The parks at Tsarskoe Selo are similarly impressive, but here it is
worth paying the (cheaper) admission to the Catherine Palace to see
the sumptuous interiors, not least the recently restored Amber Room.
Peterhof |
Of course, not everybody is staying in St Petersburg for four months,
with the opportunity for day-trips out of the city. However
fountain-lined parks are never far away in this city, and so an
afternoon visit to the Summer Garden fulfils desires to see
sculptures and pavilions designed by Peter the Great. For more
rambling, less elegant beauty, the botanical gardens are the ideal
location for a relaxed moment and a chance, for once, to be away from
the imposing gold structures found on every street corner! And if you
can afford the time for a not particularly Russian activity, the zoo
is also a fun visit – although alongside polar bears and lions, you
should expect to marvel at such wonders as the lynx that is
definitely a domestic cat, the hens, two magpies, and a pigeon, all
of whom have their own cages.
Naturally
my last couple of posts have barely touched upon everything there is
to see and do in St Petersburg, and of course everyone has different
tastes and expectations. For a few of us, trips to the Mariinsky
Theatre to see the operas Evgenii
Onegin and
The
Marriage of Figaro
were unmissable nights out, whilst anyone who has studied Russian
poetry at university would be considered a charlatan if they didn't
make a brief pilgrimage to the statue of the Bronze Horseman. The
souvenir market tucked behind the Church on the Spilled Blood is not
to be skipped, especially if your trip is a one-off, as it's the best
place to find hats, matryoshkas
(Russian dolls) and bits and pieces of artwork.
Twice in our last week in the city, we walked to the river at one in
the morning, to see the bridges go up. By mid-June we had entered the
famous White Nights of St Petersburg – a period where, being so
close to the Arctic Circle, the nights do not actually get dark.

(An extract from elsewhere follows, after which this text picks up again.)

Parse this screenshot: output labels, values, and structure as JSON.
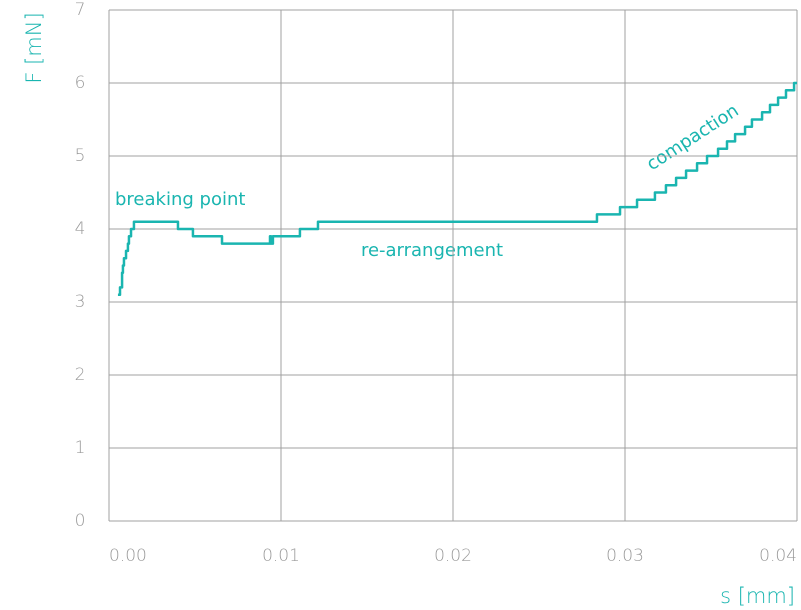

Inevitably this led to near insomnia, and a fine excuse to be walking
the city streets at 2am. I have never felt so in love with a place
than St Petersburg at this time of year – and night – and
watching the huge floodlit bridges go up and ships ranging from tiny
tourist boats to huge trade vessels make their way upriver was a
genuinely magical experience.
We've all had great experiences living in St Petersburg, and as a
close-knit group of friends have discussed and reminisced over each
and every one. But at that moment, as the boats sailed by in the 2am
sunset (or was it sunrise?) we all watched silently. I'm pretty sure
we were all thinking the same thing: even after four months we'd be
sad to go home finally – and if nothing else, we're never going to
forget the unique sights offered to us by St Petersburg and Russia.